The Government has made matters all the more difficult in the context of the case we need to put to secure a deal on bank debt by talking up our economic recovery throughout Europe and highlighting how great we are doing. One could not blame any of our European partners for thinking that Ireland is out of the woods and does not need a deal on bank debt. Nothing could be further from the truth. This country is still exposed to very significant risks, many of which are external and beyond our control. We are extremely indebted at national level and our corporates and households are also very indebted. With a debt-to-GDP ratio still in the region of 120%, I am of the opinion that pursuing a deal on bank debt is critical.

When the idea of the ESM taking shareholdings in Irish banks was first floated a couple of years ago, I inquired as to how this would work in practice. Two years on, we are still no closer to obtaining an answer to the question I posed. I was informed at last week's meeting of the Joint Committee on Finance, Public Expenditure and Reform that any ESM investment in the banks would be by way of equity capital. Earlier, the Minister referred to "a loan". Will it be a loan from the ESM to financial institutions or will it be equity which may not necessarily have to be repaid? It would be of great assistance if the position in respect of this issue could be clarified.

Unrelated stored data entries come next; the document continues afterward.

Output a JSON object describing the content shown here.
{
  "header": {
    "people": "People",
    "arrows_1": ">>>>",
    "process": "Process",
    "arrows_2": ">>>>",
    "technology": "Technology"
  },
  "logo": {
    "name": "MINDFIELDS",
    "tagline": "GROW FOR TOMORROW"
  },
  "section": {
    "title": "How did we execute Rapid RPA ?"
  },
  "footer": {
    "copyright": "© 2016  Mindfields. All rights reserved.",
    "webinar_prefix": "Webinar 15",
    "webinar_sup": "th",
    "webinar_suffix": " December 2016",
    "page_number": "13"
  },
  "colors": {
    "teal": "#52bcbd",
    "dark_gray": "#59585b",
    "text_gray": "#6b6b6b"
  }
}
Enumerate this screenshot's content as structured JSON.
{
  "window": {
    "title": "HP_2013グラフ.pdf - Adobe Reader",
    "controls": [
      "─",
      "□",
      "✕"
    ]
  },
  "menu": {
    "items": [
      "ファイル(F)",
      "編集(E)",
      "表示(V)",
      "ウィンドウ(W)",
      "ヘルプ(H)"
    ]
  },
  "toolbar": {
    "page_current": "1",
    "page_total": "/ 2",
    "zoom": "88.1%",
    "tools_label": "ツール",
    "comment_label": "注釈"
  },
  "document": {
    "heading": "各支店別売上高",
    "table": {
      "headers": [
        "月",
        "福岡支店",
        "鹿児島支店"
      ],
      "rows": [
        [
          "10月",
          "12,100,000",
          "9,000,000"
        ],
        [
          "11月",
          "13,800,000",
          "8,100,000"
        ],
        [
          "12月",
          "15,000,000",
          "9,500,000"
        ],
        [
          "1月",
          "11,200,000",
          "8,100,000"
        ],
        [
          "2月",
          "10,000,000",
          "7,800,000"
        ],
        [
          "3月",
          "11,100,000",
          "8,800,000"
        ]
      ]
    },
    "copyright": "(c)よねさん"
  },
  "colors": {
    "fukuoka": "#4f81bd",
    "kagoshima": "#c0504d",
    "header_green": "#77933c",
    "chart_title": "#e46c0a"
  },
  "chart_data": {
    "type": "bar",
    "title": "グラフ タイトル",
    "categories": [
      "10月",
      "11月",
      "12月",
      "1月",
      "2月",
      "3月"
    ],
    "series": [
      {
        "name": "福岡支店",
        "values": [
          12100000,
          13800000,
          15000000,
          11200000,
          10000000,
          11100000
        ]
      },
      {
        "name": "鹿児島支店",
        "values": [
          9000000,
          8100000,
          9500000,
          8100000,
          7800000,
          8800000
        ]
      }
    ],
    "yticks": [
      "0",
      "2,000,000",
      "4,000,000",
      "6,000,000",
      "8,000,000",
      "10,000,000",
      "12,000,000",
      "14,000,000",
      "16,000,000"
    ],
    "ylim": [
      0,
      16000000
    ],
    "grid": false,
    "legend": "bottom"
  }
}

In the context of the various bail-in measures and the liability cascade - again, the joint committee discussed these last week - it seems that the very last thing to be accessed in the context of rescuing banks will be the ESM. Even those with deposits in excess of €100,000 above the deposit guarantee threshold will be obliged to stump up their cash and take a hit before the ESM is invoked to support banks in financial difficulties. The way the ESM is taking shape in terms of the support it can potentially provide for banks in financial difficulty is deeply disappointing. The only reason we are supporting this legislation is because it keeps the door open in the context of Ireland securing a deal on bank debt. When replying, the Minister must confirm to the House that the Government will be applying for such a deal as soon as the door is opened in the first week of November. In my view, such a deal is essential.

I will leave it at that. We will support the Bill and we look forward to engaging on Committee Stage. I thank the officials for the information and guidance they gave on the Bill at the pre-legislative hearing last week. The whole thing is very rushed but I acknowledge that is outside of the control of the officials.

I am looking at the Bill through the prism of the Irish context. I see no likelihood that Ireland is going to be able to avail of this fund in respect of future capital shortfalls in our banks. The reality is that with the bail-in procedures in place, arrangements for depositors of more than €100,000 and the relative financial stability that this State now enjoys, the likelihood of being able to access the ESM fund for direct recapitalisation or to plug new capital shortfalls is remote. It is highly unlikely. The only potential benefit in the short term to Ireland relates to the issue of retroactive recapitalisation. That has been kicked to touch for long enough. Article 14 of the guidelines attached to the direct recapitalisation instrument are vague and rather non-committal, suggesting, essentially, that it remains a matter for the eurozone finance ministers. They have been resiling and backsliding on the original commitment ever since June 2012. At the time it was heralded in this country by the Taoiseach, the Tánaiste and others as seismic, as representing a game changer and as being greatly positive for Ireland. At this stage people are entitled to ask whether it will ever happen. The least the Government can do is confirm that November will see a formal application from this country in order that we will know once and for all whether the bank debt will be dealt with through the retroactive provisions set out in the guidelines.